Operating between 1880 and 1987, the year when operations were finally discontinued, it was the most important site for the extraction and processing of antimony in Italy. During the world wars, its foundry produced 90 percent of the Italy’s total. Today, the Su Suergiu mine is a precious piece of industrial archaeology within Sardinia’s geominerary park. The name derives from the cork oaks (suergiu) that contribute to the luxuriant nature of the Sessini valley’s stream, immersed in the harsh rocky context of Gerrei, where mining villages and extraction plants reside. The stream flows under the steep-sloped and sinuous plateau, where lies Villasalto, a town that owes to its mining activity - including the minor mines of Sa Lilla and Parredis – its fame and prosperity throughout the 20th century. Deposits of antimony were discovered in the mid-19th century and led to the opening of the mine a few decades later. The metal was processed in Suergiu and then exported all over the world, used throughout the war and in pharmaceutical and cosmetics industries. The mine has always been conditioned by conflicts - the Great War completely absorbed production, the Ethiopian ‘campaign’ gave it a new impetus, the Second World War produced profits but froze its development. In the post-war period came the inexorable crisis of activity, which saw its final upsurge in the 1960s, followed by a definitive decline.

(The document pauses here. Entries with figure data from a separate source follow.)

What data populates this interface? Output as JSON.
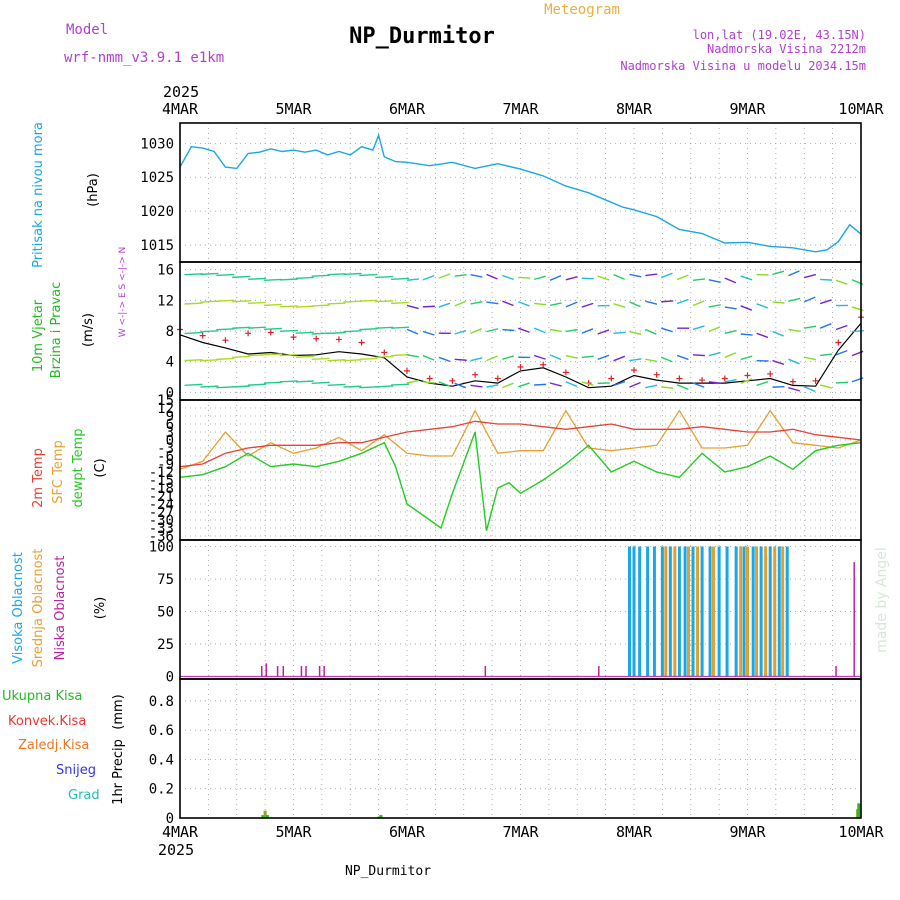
{
  "header": {
    "model_label": "Model",
    "model_name": "wrf-nmm_v3.9.1 e1km",
    "title": "NP_Durmitor",
    "meteogram_label": "Meteogram",
    "lonlat": "lon,lat (19.02E, 43.15N)",
    "altitude": "Nadmorska Visina 2212m",
    "model_altitude": "Nadmorska Visina u modelu 2034.15m",
    "footer_title": "NP_Durmitor",
    "credit": "made by Angel"
  },
  "time_axis": {
    "year": "2025",
    "ticks": [
      "4MAR",
      "5MAR",
      "6MAR",
      "7MAR",
      "8MAR",
      "9MAR",
      "10MAR"
    ]
  },
  "colors": {
    "pressure": "#1aa7e8",
    "wind_speed": "#000000",
    "wind_gust": "#e0202a",
    "temp_2m": "#e8403a",
    "temp_sfc": "#e8a030",
    "dewpoint": "#22cc22",
    "cloud_high": "#1aa7e8",
    "cloud_mid": "#e0a030",
    "cloud_low": "#c020a0",
    "precip_total": "#22bb22",
    "precip_conv": "#ee3333",
    "precip_frozen": "#ee7722",
    "snow": "#3333ee",
    "hail": "#22bbbb"
  },
  "chart_data": [
    {
      "type": "line",
      "name": "pressure",
      "ylabel": "Pritisak na nivou mora",
      "unit": "(hPa)",
      "yticks": [
        1015,
        1020,
        1025,
        1030
      ],
      "ylim": [
        1012.5,
        1033
      ],
      "x_days": [
        0,
        0.1,
        0.2,
        0.3,
        0.4,
        0.5,
        0.6,
        0.7,
        0.8,
        0.9,
        1.0,
        1.1,
        1.2,
        1.3,
        1.4,
        1.5,
        1.6,
        1.7,
        1.75,
        1.8,
        1.9,
        2.0,
        2.2,
        2.4,
        2.6,
        2.8,
        3.0,
        3.2,
        3.4,
        3.6,
        3.8,
        3.9,
        4.0,
        4.2,
        4.4,
        4.6,
        4.8,
        5.0,
        5.2,
        5.4,
        5.6,
        5.7,
        5.8,
        5.9,
        6.0
      ],
      "values": [
        1026.5,
        1029.5,
        1029.3,
        1028.8,
        1026.5,
        1026.3,
        1028.5,
        1028.7,
        1029.2,
        1028.8,
        1029.0,
        1028.7,
        1029.0,
        1028.3,
        1028.8,
        1028.3,
        1029.5,
        1029.0,
        1031.2,
        1028.0,
        1027.3,
        1027.2,
        1026.7,
        1027.2,
        1026.3,
        1027.0,
        1026.2,
        1025.2,
        1023.7,
        1022.7,
        1021.3,
        1020.6,
        1020.2,
        1019.2,
        1017.3,
        1016.7,
        1015.3,
        1015.4,
        1014.8,
        1014.6,
        1014.0,
        1014.3,
        1015.5,
        1018.0,
        1016.6
      ]
    },
    {
      "type": "line",
      "name": "wind",
      "ylabel": "10m Vjetar",
      "ylabel2": "Brzina i Pravac",
      "unit": "(m/s)",
      "yticks": [
        0,
        4,
        8,
        12,
        16
      ],
      "ylim": [
        -1,
        17
      ],
      "compass": "W <-|-> E   S <-|-> N",
      "series": [
        {
          "role": "speed",
          "x_days": [
            0,
            0.2,
            0.4,
            0.6,
            0.8,
            1.0,
            1.2,
            1.4,
            1.6,
            1.8,
            2.0,
            2.2,
            2.4,
            2.6,
            2.8,
            3.0,
            3.2,
            3.4,
            3.6,
            3.8,
            4.0,
            4.2,
            4.4,
            4.6,
            4.8,
            5.0,
            5.2,
            5.4,
            5.6,
            5.8,
            6.0
          ],
          "values": [
            7.5,
            6.5,
            5.8,
            5.0,
            5.2,
            4.8,
            4.9,
            5.3,
            5.0,
            4.5,
            2.0,
            1.2,
            0.8,
            1.5,
            1.2,
            2.8,
            3.2,
            2.0,
            0.6,
            0.8,
            2.2,
            1.6,
            1.2,
            1.2,
            1.2,
            1.5,
            1.8,
            0.9,
            0.8,
            5.5,
            9.0
          ]
        },
        {
          "role": "gust",
          "x_days": [
            0,
            0.2,
            0.4,
            0.6,
            0.8,
            1.0,
            1.2,
            1.4,
            1.6,
            1.8,
            2.0,
            2.2,
            2.4,
            2.6,
            2.8,
            3.0,
            3.2,
            3.4,
            3.6,
            3.8,
            4.0,
            4.2,
            4.4,
            4.6,
            4.8,
            5.0,
            5.2,
            5.4,
            5.6,
            5.8,
            6.0
          ],
          "values": [
            8.2,
            7.4,
            6.8,
            7.7,
            7.8,
            7.2,
            7.0,
            6.9,
            6.5,
            5.2,
            2.8,
            1.8,
            1.5,
            2.3,
            1.8,
            3.3,
            3.6,
            2.6,
            1.2,
            1.8,
            2.9,
            2.3,
            1.8,
            1.6,
            1.8,
            2.2,
            2.4,
            1.4,
            1.5,
            6.5,
            9.8
          ]
        }
      ]
    },
    {
      "type": "line",
      "name": "temperature",
      "ylabel": "2m Temp",
      "ylabel2": "SFC Temp",
      "ylabel3": "dewpt Temp",
      "unit": "(C)",
      "yticks": [
        15,
        12,
        9,
        6,
        3,
        0,
        -3,
        -6,
        -9,
        -12,
        -15,
        -18,
        -21,
        -24,
        -27,
        -30,
        -33,
        -36
      ],
      "ylim": [
        -37.5,
        15
      ],
      "series": [
        {
          "role": "temp_2m",
          "x_days": [
            0,
            0.2,
            0.4,
            0.6,
            0.8,
            1.0,
            1.2,
            1.4,
            1.6,
            1.8,
            2.0,
            2.2,
            2.4,
            2.6,
            2.8,
            3.0,
            3.2,
            3.4,
            3.6,
            3.8,
            4.0,
            4.2,
            4.4,
            4.6,
            4.8,
            5.0,
            5.2,
            5.4,
            5.6,
            5.8,
            6.0
          ],
          "values": [
            -10,
            -9,
            -5,
            -3,
            -2,
            -2,
            -2,
            -1,
            -1,
            1,
            3,
            4,
            5,
            7,
            6,
            6,
            5,
            4,
            5,
            6,
            4,
            4,
            4,
            5,
            4,
            3,
            3,
            4,
            2,
            1,
            0
          ]
        },
        {
          "role": "temp_sfc",
          "x_days": [
            0,
            0.2,
            0.4,
            0.6,
            0.8,
            1.0,
            1.2,
            1.4,
            1.6,
            1.8,
            2.0,
            2.2,
            2.4,
            2.6,
            2.8,
            3.0,
            3.2,
            3.4,
            3.6,
            3.8,
            4.0,
            4.2,
            4.4,
            4.6,
            4.8,
            5.0,
            5.2,
            5.4,
            5.6,
            5.8,
            6.0
          ],
          "values": [
            -11,
            -8,
            3,
            -6,
            -1,
            -5,
            -3,
            1,
            -4,
            2,
            -5,
            -6,
            -6,
            11,
            -5,
            -4,
            -4,
            11,
            -3,
            -4,
            -3,
            -2,
            11,
            -3,
            -3,
            -2,
            11,
            -1,
            -2,
            -3,
            0
          ]
        },
        {
          "role": "dewpoint",
          "x_days": [
            0,
            0.2,
            0.4,
            0.6,
            0.8,
            1.0,
            1.2,
            1.4,
            1.6,
            1.8,
            1.9,
            2.0,
            2.2,
            2.3,
            2.4,
            2.6,
            2.7,
            2.8,
            2.9,
            3.0,
            3.2,
            3.4,
            3.6,
            3.8,
            4.0,
            4.2,
            4.4,
            4.6,
            4.8,
            5.0,
            5.2,
            5.4,
            5.6,
            5.8,
            6.0
          ],
          "values": [
            -14,
            -13,
            -10,
            -5,
            -10,
            -9,
            -10,
            -8,
            -5,
            -1,
            -10,
            -24,
            -30,
            -33,
            -20,
            3,
            -34,
            -18,
            -16,
            -20,
            -15,
            -9,
            -2,
            -12,
            -8,
            -12,
            -14,
            -5,
            -12,
            -10,
            -6,
            -11,
            -4,
            -2,
            -1
          ]
        }
      ]
    },
    {
      "type": "bar",
      "name": "clouds",
      "ylabel": "Visoka Oblacnost",
      "ylabel2": "Srednja Oblacnost",
      "ylabel3": "Niska Oblacnost",
      "unit": "(%)",
      "yticks": [
        0,
        25,
        50,
        75,
        100
      ],
      "ylim": [
        -2,
        105
      ],
      "series": [
        {
          "role": "high",
          "x_days": [
            3.96,
            4.0,
            4.05,
            4.12,
            4.18,
            4.25,
            4.32,
            4.4,
            4.45,
            4.52,
            4.6,
            4.67,
            4.75,
            4.82,
            4.9,
            4.97,
            5.05,
            5.12,
            5.2,
            5.28,
            5.35
          ],
          "values": [
            100,
            100,
            100,
            100,
            100,
            100,
            100,
            100,
            100,
            100,
            100,
            100,
            100,
            100,
            100,
            100,
            100,
            100,
            100,
            100,
            100
          ]
        },
        {
          "role": "mid",
          "x_days": [
            4.28,
            4.36,
            4.48,
            4.56,
            4.7,
            4.94,
            5.0,
            5.08,
            5.16,
            5.24,
            5.31
          ],
          "values": [
            100,
            100,
            100,
            100,
            100,
            100,
            100,
            100,
            100,
            100,
            100
          ]
        },
        {
          "role": "low",
          "x_days": [
            0.72,
            0.76,
            0.86,
            0.91,
            1.07,
            1.11,
            1.23,
            1.27,
            2.69,
            3.69,
            5.78,
            5.94
          ],
          "values": [
            8,
            10,
            8,
            8,
            8,
            8,
            8,
            8,
            8,
            8,
            8,
            88
          ]
        }
      ]
    },
    {
      "type": "bar",
      "name": "precipitation",
      "ylabel": "1hr Precip",
      "unit": "(mm)",
      "yticks": [
        0,
        0.2,
        0.4,
        0.6,
        0.8
      ],
      "ylim": [
        0,
        0.95
      ],
      "legend": [
        "Ukupna Kisa",
        "Konvek.Kisa",
        "Zaledj.Kisa",
        "Snijeg",
        "Grad"
      ],
      "x_days": [
        0.73,
        0.75,
        0.77,
        1.75,
        1.77,
        5.97,
        5.98
      ],
      "values": [
        0.02,
        0.05,
        0.02,
        0.01,
        0.02,
        0.06,
        0.1
      ]
    }
  ]
}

A dense wood surrounds work buildings and the village. It can be reached along an avenue lined with pine tree, leading to the 19th-century managerial building, which oversaw activities from above. Today, it houses the archaeological-mining museum, an exhibition of minerals, materials and equipment, through which the phases of the production process and the events involving the miners are reconstructed. The ‘pronaos’ entrance to the Art Nouveau-style villa features Corinthian arches and columns. The friezes are original, with leaves and festoons alternating with shovels and pickaxes. Chemical laboratory warehouses, a canteen and lodgings can be seen in the village, now having been partly converted into accommodation facilities. From the director’s office, in addition to the granite reliefs and forests of the wild area of Villasalto, the foundry can be viewed in the base of the valley, built in 1882 and formed by two structures, the oldest embellished with trusses and semi-circular lights. Works were carried out in the ‘bag chamber’ and in the ‘grill ovens’. Initially, 30 tonnes of antimony sulphide were produced per month, which was transformed into metal in Tuscany. During the war in Ethiopia, 1,700 tonnes of finished product were produced per year. Next to the foundry are the workshops for its maintenance. The set-ups overlook a piazza, with being ‘crystallised’, as if frozen in time. The long path through the woods, via which the miners reached the village, was also used by the faithful on the occasion of the feast of Santa Barbara in early June. Byzantine monks dedicated a sanctuary to the patron saint of miners, rebuilt in the mid-19th century, around which the most modern part of the town of Villasalto was constructed.